There are currently more than 50 trials worldwide testing the clinical benefit of ivermectin to treat or prevent SARS-CoV-2 (see Table 2).


An instinctive response in developing antiviral agents is to strive for high specificity, making the idea of virus-targeted agents specific to a particular viral component or function attractive, since, ideally, they circumvent the possibility of impacting host function. However, the high propensity of viral genomes, and particularly those of RNA viruses, to mutate and evolve means that selection for resistance can be all too prevalent (e.g., for HIV). Importantly, the high specificity of an agent to a particular virus also inevitably means that its utility against a distinct virus may be limited or non-existent. Thus, it is not surprising that repurposed antivirals active against influenza or HIV, for example, may prove efficacious against distantly related flaviviruses or coronaviruses.

In contrast, host-directed antivirals can be repurposed more easily, as long as the viruses in question rely on the same host pathway/functions for robust infection, simply because the host pathway/function targeted is the same []. Although potential complication here is the viral tissue tropism (e.g., blood or lung in the case of systemic or respiratory viral infections) and accompanying pharmacokinetic considerations, selection for viral resistance is largely circumvented in this scenario. As long as toxicity is not an issue, host-directed agents thus have the potential to be genuinely broad-spectrum agents against various viruses that rely on a common host pathway.
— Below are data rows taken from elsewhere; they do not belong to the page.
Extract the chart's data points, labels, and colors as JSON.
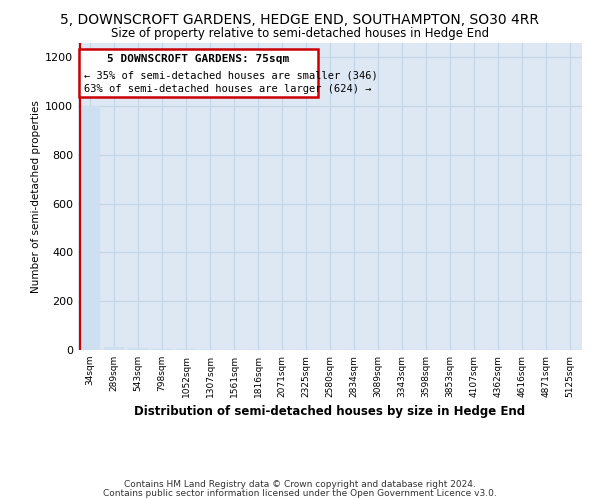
{
  "title": "5, DOWNSCROFT GARDENS, HEDGE END, SOUTHAMPTON, SO30 4RR",
  "subtitle": "Size of property relative to semi-detached houses in Hedge End",
  "xlabel": "Distribution of semi-detached houses by size in Hedge End",
  "ylabel": "Number of semi-detached properties",
  "footnote1": "Contains HM Land Registry data © Crown copyright and database right 2024.",
  "footnote2": "Contains public sector information licensed under the Open Government Licence v3.0.",
  "categories": [
    "34sqm",
    "289sqm",
    "543sqm",
    "798sqm",
    "1052sqm",
    "1307sqm",
    "1561sqm",
    "1816sqm",
    "2071sqm",
    "2325sqm",
    "2580sqm",
    "2834sqm",
    "3089sqm",
    "3343sqm",
    "3598sqm",
    "3853sqm",
    "4107sqm",
    "4362sqm",
    "4616sqm",
    "4871sqm",
    "5125sqm"
  ],
  "values": [
    1000,
    12,
    8,
    5,
    3,
    2,
    2,
    2,
    1,
    1,
    1,
    1,
    1,
    1,
    1,
    0,
    0,
    0,
    0,
    0,
    0
  ],
  "bar_color": "#cddff0",
  "bar_edge_color": "#cddff0",
  "annotation_box_color": "#cc0000",
  "vline_color": "#cc0000",
  "property_label": "5 DOWNSCROFT GARDENS: 75sqm",
  "smaller_pct": "35%",
  "smaller_count": 346,
  "larger_pct": "63%",
  "larger_count": 624,
  "ylim": [
    0,
    1260
  ],
  "background_color": "#ffffff",
  "plot_bg_color": "#dde8f4",
  "grid_color": "#c5d5e8"
}
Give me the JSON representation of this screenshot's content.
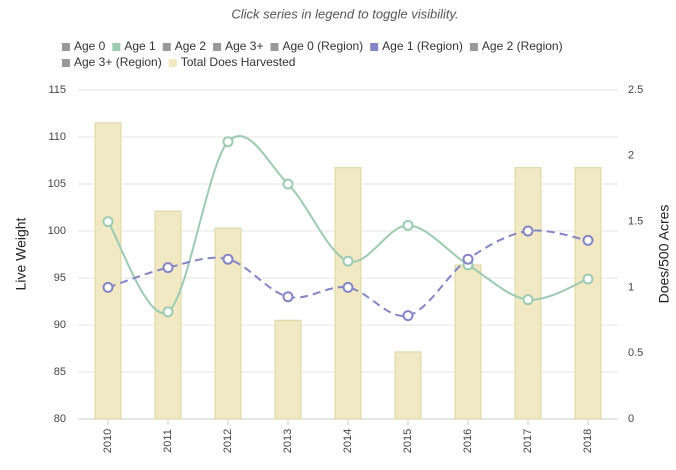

The fact that so many viruses rely on IMPα/β1-dependent nuclear import for robust infection ([] and see above) means that agents targeting this pathway have true potential to be broad-spectrum antivirals. After decades of use in the field, ivermectin clearly “fits the bill” here in terms of human safety, but whether it turns out to be the molecule that proves this principle will only begin to be established unequivocally, one way or another, in the ensuing months concerning SARS-CoV-2.